# Range Report: Guilty Pleasure



## RogerThat (Jul 30, 2009)

As people may or may not know from a previous post. I just recently bought a kimber stainless pro carry II. My first kimber and first 1911 at that. Well I liked the gun so much. I decided (thank you visa) to buy another one. I got the Kimber CDP II 1911 .45 acp. I shot 50 rounds and had ZERO problems, except a manual error. I didn't push the magazine all the way in by a little and it failed to load once, but no real big deal. Better than my stainless pro carry II did its first 50 rounds and that thing shoots like a well oiled machine now. So clear skies for this gun I believe. Also might I add, this is the most accurate gun I've shot. Heres the target from the range. FYI I wasn't aiming for the X in general just chest shots. By florida law I have to wait 3 days before I can take it home and baby it.
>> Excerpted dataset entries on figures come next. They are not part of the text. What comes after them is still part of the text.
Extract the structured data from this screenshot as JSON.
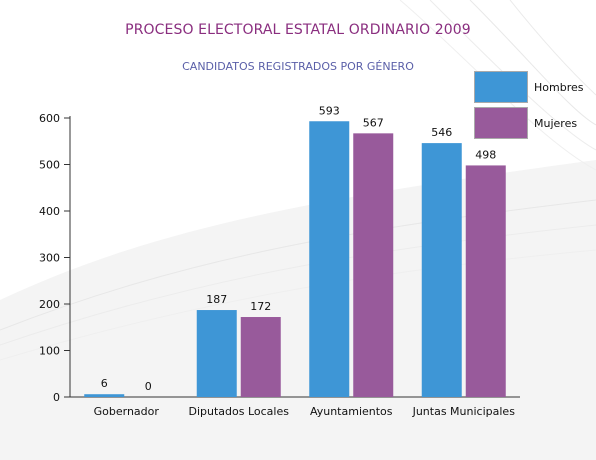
{
  "chart_data": {
    "type": "bar",
    "title": "PROCESO ELECTORAL ESTATAL ORDINARIO 2009",
    "subtitle": "CANDIDATOS REGISTRADOS POR GÉNERO",
    "categories": [
      "Gobernador",
      "Diputados Locales",
      "Ayuntamientos",
      "Juntas Municipales"
    ],
    "series": [
      {
        "name": "Hombres",
        "values": [
          6,
          187,
          593,
          546
        ],
        "color": "#3e96d6"
      },
      {
        "name": "Mujeres",
        "values": [
          0,
          172,
          567,
          498
        ],
        "color": "#985a9b"
      }
    ],
    "y_ticks": [
      "0",
      "100",
      "200",
      "300",
      "400",
      "500",
      "600"
    ],
    "ylim": [
      0,
      600
    ],
    "grid": false,
    "legend_position": "top-right",
    "data_labels": true
  }
}
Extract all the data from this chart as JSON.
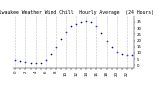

So Wednesday I'll post pics asap!








LOOK MOM!!! NO FLIERS!!! :mrgreen:


----------



## Locke (Sep 7, 2009)

was that at 25 yards?


----------



## RogerThat (Jul 30, 2009)

no more like 25 feet... I generally practice from the 7 yard mark.. thats about where you would be confronted by someone.


----------



## TOF (Sep 7, 2006)

Congratulations, it looks like your collection is on a roll.

tumbleweed


----------



## JeffWard (Aug 24, 2007)

Enjoy the new toys.... Now a few thousand rounds to reduce that group by a foot.... :buttkick:

Jeff


----------



## RogerThat (Jul 30, 2009)

JeffWard said:


> Enjoy the new toys.... Now a few thousand rounds to reduce that group by a foot.... :buttkick:
> 
> Jeff


I sure will enjoy them, well at least I didn't miss the target.


----------



## RogerThat (Jul 30, 2009)

TOF said:


> Congratulations, it looks like your collection is on a roll.
> 
> tumbleweed


Thanks :smt1099


----------



## Bisley (Aug 24, 2008)

Well, you killed him, but he suffered for awhile. Congratulations on the new Kimber - Aim small, miss small. :mrgreen:


----------